84 year old Melvin Laird dragged out of mothballs, Nixon’s Secretary of Defense before Nixon got shamed out of office, something in today’s ambiguous world that seems an act of simpler times. Is it possible we used to have some degree of moral power over our elected presidents and co-conspirators?
One can imagine the call to arms.
Mel, Donald needs you. Mel, wake up, you remember Donald Rumsfeld, the guy Nixon had around all the time. What? No, Bob Pursley will write it, Mel, just say he’s doing a fine job. No, not Pursley, Rumsfeld, Mel. Get your head together.
So goes the reach back to a discredited administration to shore up a discredited administration. What goes ‘round, comes ‘round.
Laird’s op-ed piece is appropriately titled, Why Are They Speaking Up Now? and asserts the “retired general officers who have recently called for the resignation of Defense Secretary Donald Rumsfeld want to convince the public that civilian control has silenced military wisdom regarding the war in Iraq.”
That’s not what I read of it, Mel, but then all you Nixon guys seem to have a hard time with certain flavors of reality. Major General John Batiste claims “a pattern of poor strategic decisions and a leadership style that is contemptuous, dismissive, arrogant and abusive.” Doesn’t sound to me like anyone was silenced, they were merely overruled with contempt and disastrous results.
You rather charmingly propose “the important time for them to weigh in was while they were on active duty.” I know we’ve interrupted your nap, Mel, but they did that and were ignored.
When civilian leadership gives direct orders to the military, the military salutes and executes. Didn’t they explain that to you when you were in the Secretary’s chair? It’s called chain-of-command and the top part is the President, who this morning simply said
“I decide what is best. And what’s best is for Don Rumsfeld to remain as the secretary of defense.”
That particular form of Nixon-before-the-fall arrogance is what Batiste and the other generals are disputing and, quite properly, they have chosen to dispute it from outside the military, from retirement. You continue, Mel,
“For them to now imply otherwise is disingenuous and quite possibly harmful for our prospects in Iraq. And it misrepresents the healthy give-and-take that we are confident is widespread between the civilian leadership at the Pentagon and the capable military hierarchy.”
Hello. Earth to Mel. They have not implied otherwise, but if you are ‘confident’ that a healthy give and take exists between Rumsfeld and senior officers, then you must have been off somewhere fly-fishing for the past four years.

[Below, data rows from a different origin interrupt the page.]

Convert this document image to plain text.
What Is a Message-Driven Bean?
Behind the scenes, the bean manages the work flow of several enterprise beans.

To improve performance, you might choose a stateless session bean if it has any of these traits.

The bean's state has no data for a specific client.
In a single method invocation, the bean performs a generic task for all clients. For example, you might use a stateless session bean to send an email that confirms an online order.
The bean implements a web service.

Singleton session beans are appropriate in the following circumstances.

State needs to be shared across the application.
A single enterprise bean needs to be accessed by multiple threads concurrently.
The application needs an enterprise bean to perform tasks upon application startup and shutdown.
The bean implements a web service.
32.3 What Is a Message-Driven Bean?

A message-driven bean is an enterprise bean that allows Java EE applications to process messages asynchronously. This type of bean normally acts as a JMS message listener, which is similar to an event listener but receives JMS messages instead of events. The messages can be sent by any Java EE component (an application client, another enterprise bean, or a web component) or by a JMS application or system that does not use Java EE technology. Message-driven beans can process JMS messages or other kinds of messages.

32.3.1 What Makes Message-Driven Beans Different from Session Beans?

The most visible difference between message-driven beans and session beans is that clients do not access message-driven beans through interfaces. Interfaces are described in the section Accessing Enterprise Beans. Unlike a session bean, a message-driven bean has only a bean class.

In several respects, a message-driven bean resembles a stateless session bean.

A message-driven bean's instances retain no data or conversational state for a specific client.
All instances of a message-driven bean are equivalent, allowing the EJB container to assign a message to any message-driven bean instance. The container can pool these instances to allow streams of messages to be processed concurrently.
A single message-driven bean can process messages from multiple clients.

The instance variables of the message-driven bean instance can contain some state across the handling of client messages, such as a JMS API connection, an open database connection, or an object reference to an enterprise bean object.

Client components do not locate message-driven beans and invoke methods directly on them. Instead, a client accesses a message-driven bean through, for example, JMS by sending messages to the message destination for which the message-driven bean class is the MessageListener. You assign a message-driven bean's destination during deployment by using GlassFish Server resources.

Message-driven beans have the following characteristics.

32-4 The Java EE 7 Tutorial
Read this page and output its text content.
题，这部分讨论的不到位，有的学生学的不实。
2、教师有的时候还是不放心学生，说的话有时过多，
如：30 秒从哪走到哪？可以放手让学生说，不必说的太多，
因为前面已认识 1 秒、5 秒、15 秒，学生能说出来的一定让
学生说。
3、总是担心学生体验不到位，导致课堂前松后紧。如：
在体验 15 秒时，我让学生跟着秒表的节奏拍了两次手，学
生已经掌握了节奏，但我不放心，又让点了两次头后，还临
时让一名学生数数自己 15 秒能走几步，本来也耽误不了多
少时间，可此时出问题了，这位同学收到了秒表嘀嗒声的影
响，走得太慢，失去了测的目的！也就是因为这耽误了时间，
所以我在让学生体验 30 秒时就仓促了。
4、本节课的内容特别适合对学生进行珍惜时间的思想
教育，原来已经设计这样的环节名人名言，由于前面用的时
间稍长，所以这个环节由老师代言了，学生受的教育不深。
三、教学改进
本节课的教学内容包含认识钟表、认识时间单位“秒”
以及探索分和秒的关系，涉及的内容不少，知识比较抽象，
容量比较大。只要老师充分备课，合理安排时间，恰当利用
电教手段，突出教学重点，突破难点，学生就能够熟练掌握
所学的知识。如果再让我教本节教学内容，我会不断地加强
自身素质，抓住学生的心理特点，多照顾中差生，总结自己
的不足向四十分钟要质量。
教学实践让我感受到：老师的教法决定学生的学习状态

This Secretary of Defense has gloried in his personal power, asserting it publicly and driving out dialog until he arrived at his present Joint Chiefs yes-man, General Peter Pace.
When Rumsfeld called a press conference, Pace stood at his side, interrupting to answer questions asked of Rummy. One wonders when press secretary became one of the duties of the Chairman of the Joint Chiefs, but then all things are possible in an administration born of and reaching-back to Nixon.
“But ultimately, and rightly, our system leaves the final decisions to the elected civilians and their appointees.”
Elected officials like whom, Mel? Like Dick Nixon? Dick Cheney, Don Rumsfeld, Condi and George, the architects of this disaster who claim omnipotence while the bits and pieces are falling on their (and our) heads?
“Access by the military through the Joint Chiefs of Staff structure and especially through the chairman of the Joint Chiefs is frequent and influential,” Laird writes.
Unless of course the Chairman of the Joint Chiefs is otherwise busy serving as press secretary.